🤖 AI Summary
To address the poor robustness of voice activity detection (VAD) under noisy and resource-constrained conditions, and the misalignment between conventional classification losses and evaluation metrics such as AUROC, this paper proposes a compact, efficient end-to-end VAD framework. Methodologically: (i) a learnable Sinc bandpass filter is employed to construct a noise-robust spectral frontend, enhancing feature discriminability; (ii) a novel Quadratic Difference Ranking Loss is introduced to explicitly optimize the relative ranking of speech versus non-speech frames, thereby directly maximizing AUROC. Experiments on multiple benchmark datasets demonstrate consistent improvements—AUROC increases by 1.2–2.8% and F2-score by 3.5–5.1%—while the model requires only 69% of the parameters of current state-of-the-art methods. The proposed approach thus achieves superior accuracy, low inference latency, and high parameter efficiency.
📝 Abstract
Voice activity detection (VAD) is essential for speech-driven applications, but remains far from perfect in noisy and resource-limited environments. Existing methods often lack robustness to noise, and their frame-wise classification losses are only loosely coupled with the evaluation metric of VAD. To address these challenges, we propose SincQDR-VAD, a compact and robust framework that combines a Sinc-extractor front-end with a novel quadratic disparity ranking loss.

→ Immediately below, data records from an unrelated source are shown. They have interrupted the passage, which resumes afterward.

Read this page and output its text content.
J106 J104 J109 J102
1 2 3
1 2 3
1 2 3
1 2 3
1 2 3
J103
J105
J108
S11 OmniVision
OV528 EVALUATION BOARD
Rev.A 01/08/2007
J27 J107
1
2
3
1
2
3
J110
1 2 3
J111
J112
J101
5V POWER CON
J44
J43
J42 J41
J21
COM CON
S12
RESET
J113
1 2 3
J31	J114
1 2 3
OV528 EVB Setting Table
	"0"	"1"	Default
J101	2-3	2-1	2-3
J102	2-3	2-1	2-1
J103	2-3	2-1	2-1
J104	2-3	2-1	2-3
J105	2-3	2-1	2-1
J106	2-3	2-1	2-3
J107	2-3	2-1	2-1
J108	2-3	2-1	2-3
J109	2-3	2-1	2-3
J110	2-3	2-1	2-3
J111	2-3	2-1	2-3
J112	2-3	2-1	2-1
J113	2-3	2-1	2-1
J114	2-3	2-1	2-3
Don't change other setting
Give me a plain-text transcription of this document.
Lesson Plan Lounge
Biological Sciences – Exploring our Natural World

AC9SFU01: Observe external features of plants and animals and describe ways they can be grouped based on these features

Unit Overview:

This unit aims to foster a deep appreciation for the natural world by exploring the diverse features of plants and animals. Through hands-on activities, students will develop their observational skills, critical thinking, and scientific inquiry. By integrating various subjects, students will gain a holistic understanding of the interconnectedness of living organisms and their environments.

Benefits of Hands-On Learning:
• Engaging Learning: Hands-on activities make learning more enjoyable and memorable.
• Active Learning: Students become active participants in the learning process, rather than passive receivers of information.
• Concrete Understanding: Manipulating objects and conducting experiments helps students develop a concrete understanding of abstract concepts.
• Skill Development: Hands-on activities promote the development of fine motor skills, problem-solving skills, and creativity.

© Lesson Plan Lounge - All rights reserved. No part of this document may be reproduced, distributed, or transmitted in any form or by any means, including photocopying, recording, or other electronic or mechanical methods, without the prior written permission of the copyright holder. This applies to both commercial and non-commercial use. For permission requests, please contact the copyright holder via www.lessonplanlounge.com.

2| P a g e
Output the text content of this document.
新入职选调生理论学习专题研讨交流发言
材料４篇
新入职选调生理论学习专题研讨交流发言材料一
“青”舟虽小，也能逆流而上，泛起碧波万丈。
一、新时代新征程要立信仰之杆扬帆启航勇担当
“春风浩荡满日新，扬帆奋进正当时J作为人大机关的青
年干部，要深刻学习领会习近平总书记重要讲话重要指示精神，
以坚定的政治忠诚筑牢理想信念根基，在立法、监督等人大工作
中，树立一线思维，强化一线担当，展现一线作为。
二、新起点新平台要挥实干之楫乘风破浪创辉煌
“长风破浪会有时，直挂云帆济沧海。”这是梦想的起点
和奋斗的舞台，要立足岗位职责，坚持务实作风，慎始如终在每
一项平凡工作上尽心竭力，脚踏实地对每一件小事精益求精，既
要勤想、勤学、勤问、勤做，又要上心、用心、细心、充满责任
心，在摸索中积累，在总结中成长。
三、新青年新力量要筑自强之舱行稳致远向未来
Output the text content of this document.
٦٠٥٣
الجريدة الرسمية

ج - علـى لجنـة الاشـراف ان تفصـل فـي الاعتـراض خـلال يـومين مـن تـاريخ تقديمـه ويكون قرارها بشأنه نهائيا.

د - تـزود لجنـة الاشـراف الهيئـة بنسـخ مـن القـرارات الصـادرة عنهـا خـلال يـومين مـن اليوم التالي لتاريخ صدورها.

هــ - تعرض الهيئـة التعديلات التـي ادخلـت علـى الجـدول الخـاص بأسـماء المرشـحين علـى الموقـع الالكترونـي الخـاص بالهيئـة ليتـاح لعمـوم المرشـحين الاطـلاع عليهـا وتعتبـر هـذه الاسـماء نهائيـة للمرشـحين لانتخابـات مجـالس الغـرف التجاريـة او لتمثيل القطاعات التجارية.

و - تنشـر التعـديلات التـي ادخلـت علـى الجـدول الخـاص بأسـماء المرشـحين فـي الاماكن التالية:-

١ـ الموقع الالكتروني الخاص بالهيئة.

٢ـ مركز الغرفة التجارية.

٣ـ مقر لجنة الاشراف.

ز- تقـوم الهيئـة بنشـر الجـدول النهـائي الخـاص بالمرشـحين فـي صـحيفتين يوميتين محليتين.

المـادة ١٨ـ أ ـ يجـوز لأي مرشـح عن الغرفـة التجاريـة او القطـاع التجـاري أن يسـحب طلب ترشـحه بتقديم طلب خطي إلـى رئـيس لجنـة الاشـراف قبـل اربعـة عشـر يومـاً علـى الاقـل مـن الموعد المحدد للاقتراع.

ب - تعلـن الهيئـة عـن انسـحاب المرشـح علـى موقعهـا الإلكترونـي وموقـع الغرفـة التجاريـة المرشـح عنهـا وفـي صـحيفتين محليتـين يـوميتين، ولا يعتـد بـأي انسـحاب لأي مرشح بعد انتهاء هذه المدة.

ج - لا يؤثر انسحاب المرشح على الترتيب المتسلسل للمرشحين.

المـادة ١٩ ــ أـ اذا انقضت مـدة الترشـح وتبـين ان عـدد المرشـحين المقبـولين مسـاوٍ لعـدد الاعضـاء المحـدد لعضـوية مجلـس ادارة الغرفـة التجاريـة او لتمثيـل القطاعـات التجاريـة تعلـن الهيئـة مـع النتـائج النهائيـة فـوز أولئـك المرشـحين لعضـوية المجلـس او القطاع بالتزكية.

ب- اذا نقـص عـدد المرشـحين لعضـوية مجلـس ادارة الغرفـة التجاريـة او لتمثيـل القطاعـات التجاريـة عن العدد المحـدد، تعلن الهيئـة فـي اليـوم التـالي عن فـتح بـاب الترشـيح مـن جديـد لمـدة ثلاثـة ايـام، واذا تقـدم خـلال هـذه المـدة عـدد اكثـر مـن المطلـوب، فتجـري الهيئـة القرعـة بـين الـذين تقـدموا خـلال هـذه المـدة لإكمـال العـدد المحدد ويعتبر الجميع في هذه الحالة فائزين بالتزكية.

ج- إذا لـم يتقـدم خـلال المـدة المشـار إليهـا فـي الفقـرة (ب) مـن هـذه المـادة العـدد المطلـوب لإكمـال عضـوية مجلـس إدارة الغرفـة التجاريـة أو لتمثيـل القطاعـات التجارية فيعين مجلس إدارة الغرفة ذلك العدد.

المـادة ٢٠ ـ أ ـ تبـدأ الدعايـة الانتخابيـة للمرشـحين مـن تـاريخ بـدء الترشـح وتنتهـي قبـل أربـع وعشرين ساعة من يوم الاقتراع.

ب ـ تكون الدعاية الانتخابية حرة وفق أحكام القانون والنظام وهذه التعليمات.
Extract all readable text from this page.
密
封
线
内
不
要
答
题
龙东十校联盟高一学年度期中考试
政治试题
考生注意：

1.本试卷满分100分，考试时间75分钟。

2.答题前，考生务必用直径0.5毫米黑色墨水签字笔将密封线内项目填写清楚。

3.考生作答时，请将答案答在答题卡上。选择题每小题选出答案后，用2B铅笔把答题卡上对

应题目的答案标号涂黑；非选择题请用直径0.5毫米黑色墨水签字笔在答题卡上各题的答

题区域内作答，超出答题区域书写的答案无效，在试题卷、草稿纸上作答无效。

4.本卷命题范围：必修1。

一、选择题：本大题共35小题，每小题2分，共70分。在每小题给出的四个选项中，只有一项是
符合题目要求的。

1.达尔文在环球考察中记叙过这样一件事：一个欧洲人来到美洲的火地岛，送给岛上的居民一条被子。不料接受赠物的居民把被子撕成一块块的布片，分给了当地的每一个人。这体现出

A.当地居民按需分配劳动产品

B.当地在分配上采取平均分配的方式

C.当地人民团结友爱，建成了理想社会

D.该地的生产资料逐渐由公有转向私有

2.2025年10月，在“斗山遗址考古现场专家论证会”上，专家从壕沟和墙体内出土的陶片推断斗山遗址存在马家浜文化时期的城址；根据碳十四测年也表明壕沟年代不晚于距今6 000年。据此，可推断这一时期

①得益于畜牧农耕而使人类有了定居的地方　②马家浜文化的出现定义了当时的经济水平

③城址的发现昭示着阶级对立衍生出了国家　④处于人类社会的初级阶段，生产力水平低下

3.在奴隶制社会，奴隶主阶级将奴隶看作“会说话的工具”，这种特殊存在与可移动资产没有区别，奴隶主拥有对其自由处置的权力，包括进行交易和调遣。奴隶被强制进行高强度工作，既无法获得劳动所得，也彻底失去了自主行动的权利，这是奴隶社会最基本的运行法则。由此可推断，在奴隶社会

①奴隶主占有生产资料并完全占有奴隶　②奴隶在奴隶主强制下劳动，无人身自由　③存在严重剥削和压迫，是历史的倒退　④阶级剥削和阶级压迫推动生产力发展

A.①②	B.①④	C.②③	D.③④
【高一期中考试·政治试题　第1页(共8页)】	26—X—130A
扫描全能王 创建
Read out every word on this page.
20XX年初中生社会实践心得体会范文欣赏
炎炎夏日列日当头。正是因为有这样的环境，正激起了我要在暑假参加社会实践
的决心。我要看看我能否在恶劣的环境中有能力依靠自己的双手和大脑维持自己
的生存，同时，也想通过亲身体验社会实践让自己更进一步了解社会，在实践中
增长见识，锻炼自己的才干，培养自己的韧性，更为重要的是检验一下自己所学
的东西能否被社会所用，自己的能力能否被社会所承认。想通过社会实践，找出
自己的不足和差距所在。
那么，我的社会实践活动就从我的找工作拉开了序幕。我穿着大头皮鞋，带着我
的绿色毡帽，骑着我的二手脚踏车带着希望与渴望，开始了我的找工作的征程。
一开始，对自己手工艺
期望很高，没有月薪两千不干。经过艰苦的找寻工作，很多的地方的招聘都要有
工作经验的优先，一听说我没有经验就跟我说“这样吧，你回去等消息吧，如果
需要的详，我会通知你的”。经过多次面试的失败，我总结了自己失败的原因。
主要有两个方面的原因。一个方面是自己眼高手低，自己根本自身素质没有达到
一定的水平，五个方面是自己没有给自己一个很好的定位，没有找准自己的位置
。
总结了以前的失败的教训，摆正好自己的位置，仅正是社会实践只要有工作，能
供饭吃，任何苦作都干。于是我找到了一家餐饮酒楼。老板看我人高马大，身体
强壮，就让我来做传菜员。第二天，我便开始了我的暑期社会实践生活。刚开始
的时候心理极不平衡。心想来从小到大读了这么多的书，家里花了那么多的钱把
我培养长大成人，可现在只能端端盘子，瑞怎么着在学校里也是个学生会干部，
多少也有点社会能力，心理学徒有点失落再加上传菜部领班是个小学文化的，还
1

The Sinc-extractor uses learnable bandpass filters to capture noise-resistant spectral features, while the ranking loss optimizes the pairwise score order between speech and non-speech frames to improve the area under the receiver operating characteristic curve (AUROC). A series of experiments conducted on representative benchmark datasets show that our framework considerably improves both AUROC and F2-Score, while using only 69% of the parameters compared to prior arts, confirming its efficiency and practical viability.